Identità inalterata, dimensioni ridotte: «Non si può pagare per tutto»

L’orgoglio coltivato negli anni da Agrocuir ha portato presto i suoi frutti: è diventato un appuntamento partecipato e atteso a livello regionale e non solo. In ogni edizione il numero di partecipanti aumenta, come anche le persone provenienti da altre regioni come l’Estremadura, Madrid, le Asturie, la Catalogna e altre parti del Paese. Non manca chi arriva anche da Inghilterra, Italia e Romania. Quest’anno l’organizzazione ha deciso di ridimensionare l’evento per garantire una migliore accoglienza e lasciare intatta la sua identità: budget dimezzato, meno location e infrastrutture ridotte. Non un festival di massa, ma rurale.

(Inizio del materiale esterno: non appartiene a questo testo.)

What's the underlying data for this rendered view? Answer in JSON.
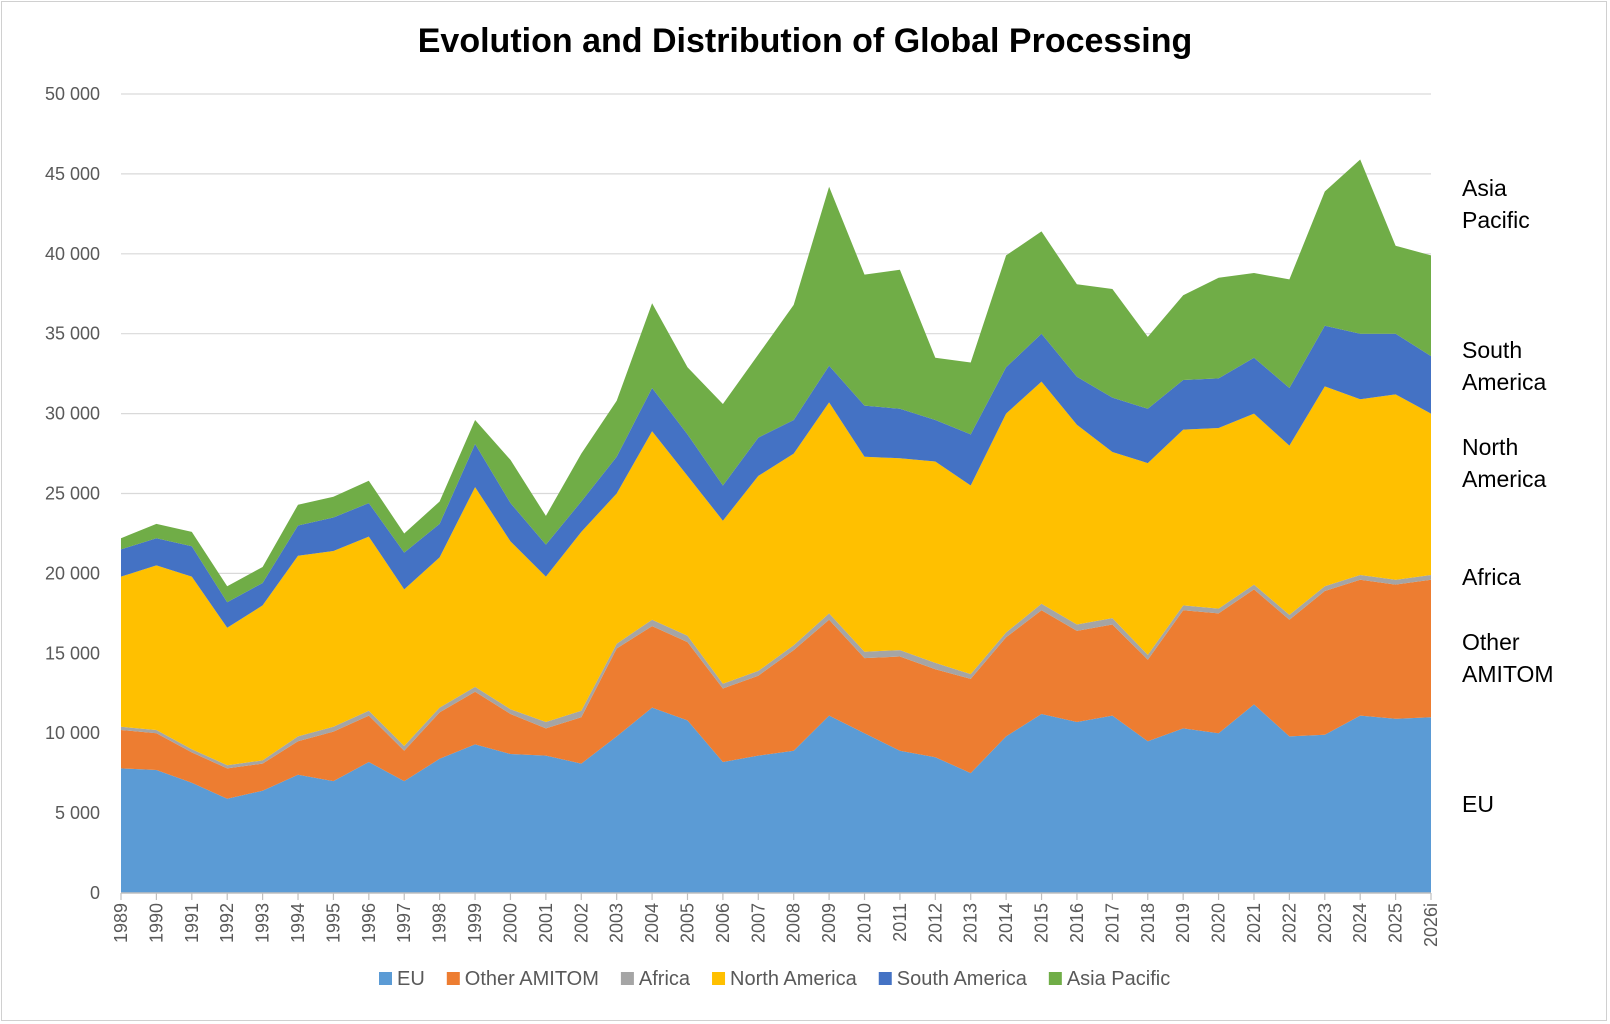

«Negli anni scorsi – dice Álvarez Quintero – è arrivata così tanta gente che abbiamo avuto qualche problema di approvvigionamento: siamo rimasti senza pane, senza ghiaccio. Non eravamo in grado di garantire accoglienza e posti in cui dormire per tutti. Non era sostenibile, quindi abbiamo deciso di ridurre gli spazi in modo da diminuire il numero di persone in arrivo e fare in modo che chi partecipi si senta davvero a proprio agio in uno spazio libero, che non è un agglomerato, e dove non devi pagare per tutto: per l’acqua, per l’ingresso, per il cibo. La nostra filosofia è totalmente diversa: puoi portare il tuo cibo, abbiamo punti di acqua gratuiti, puoi accedere a tutte le attività senza dover pagare». Un modo nuovo, per un mondo nuovo che riparte dalla tradizione rurale. «Il momento più speciale di questa edizione è stato, durante la performance dell’artista Nalu Vermouth, ballare e cantare insieme a tutto il collettivo – conclude Marta Álvarez Quintero –. Questo momento di condivisione ha significato celebrare un’emozione, godendo dello stare insieme, festeggiando e ballando».